A new research letter reports that some patients who were treated for mild COVID-19 cases and released still had the virus in their systems up to eight days after the symptoms disappeared.
The document was published online in the American Thoracic Society’s American Journal of Respiratory and Critical Care Medicine (link at the bottom of this article) and describes how half of the patients treated and released by the authors still carried the virus after their symptoms subsided. The findings should be taken with a grain of salt as we’re talking about a research letter and a small sample size of 16 patients treated in the same area — the Treatment Center of PLA General Hospital in Beijing.
“The most significant finding from our study is that half of the patients kept shedding the virus even after resolution of their symptoms,” said co-lead author Dr. Sharma, instructor of medicine at the Section of Pulmonary, Critical Care & Sleep Medicine in the Department of Medicine at Yale School of Medicine.
“More severe infections may have even longer shedding times.”
All the patients were treated between January 28 and Feb. 9, 2020, and were 35.5 years old on average.

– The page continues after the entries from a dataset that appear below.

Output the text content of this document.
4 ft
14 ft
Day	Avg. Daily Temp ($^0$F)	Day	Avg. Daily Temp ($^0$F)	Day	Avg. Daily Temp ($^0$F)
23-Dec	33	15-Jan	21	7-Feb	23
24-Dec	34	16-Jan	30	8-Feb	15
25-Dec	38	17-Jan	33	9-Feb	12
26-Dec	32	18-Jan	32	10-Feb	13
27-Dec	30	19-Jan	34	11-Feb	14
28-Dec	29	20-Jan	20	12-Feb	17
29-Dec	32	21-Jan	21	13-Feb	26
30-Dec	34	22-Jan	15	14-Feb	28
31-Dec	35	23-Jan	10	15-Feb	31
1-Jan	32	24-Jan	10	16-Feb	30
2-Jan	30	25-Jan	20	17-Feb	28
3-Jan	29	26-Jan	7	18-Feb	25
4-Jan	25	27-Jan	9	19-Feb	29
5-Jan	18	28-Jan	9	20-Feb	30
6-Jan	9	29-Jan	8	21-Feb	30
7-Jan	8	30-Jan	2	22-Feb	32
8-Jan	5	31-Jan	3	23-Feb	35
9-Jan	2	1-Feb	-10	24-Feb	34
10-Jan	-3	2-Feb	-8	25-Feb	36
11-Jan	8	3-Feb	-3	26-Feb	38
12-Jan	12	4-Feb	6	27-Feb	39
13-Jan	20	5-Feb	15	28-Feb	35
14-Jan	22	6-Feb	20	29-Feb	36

The researchers took throat swabs from all patients on alternate days and analyzed them for the virus. The patients were discharged after they received a negative result by at least two consecutive (polymerase chain reaction) tests to show that they recovered. Yet, at least half of them were still spreading the virus after this stage.
Their initial symptoms included fever, cough, pain in the pharynx, and difficult or labored breathing. Two patients had diabetes and one had tuberculosis, neither of which affected the timing of the course of COVID-19 infection. All but one of them had an incubation period — the time between infection and symptom onset — of five days. Symptoms lasted, on average, for eight days and patients remained contagious for one to eight days after the symptoms passed.
And here is the bad news for those of us who are bravely hanging on during our second or third week in quarantine:
“If you had mild respiratory symptoms from COVID-19 and were staying at home so as not to infect people, extend your quarantine for another two weeks after recovery to ensure that you don’t infect other people,” recommended corresponding author Dr. Lixin Xie, a professor in the College of Pulmonary and Critical Care Medicine at the Chinese PLA General Hospital in Beijing.
“COVID-19 patients can be infectious even after their symptomatic recovery, so treat the asymptomatic/recently recovered patients as carefully as symptomatic patients,” the team advises medical personel.
The authors emphasize that they looked at a small number of patients who all had mild cases of infection and then recovered, adding that it’s unclear whether other, more vulnerable groups would show the same evolution of the disease. Further research is needed to establish whether the virus can maintain transmission in later stages of the infection in other groups as well.
The letter “Time Kinetics of Viral Clearance and Resolution of Symptoms in Novel Coronavirus Infection” has been published in the American Journal of Respiratory and Critical Care Medicine.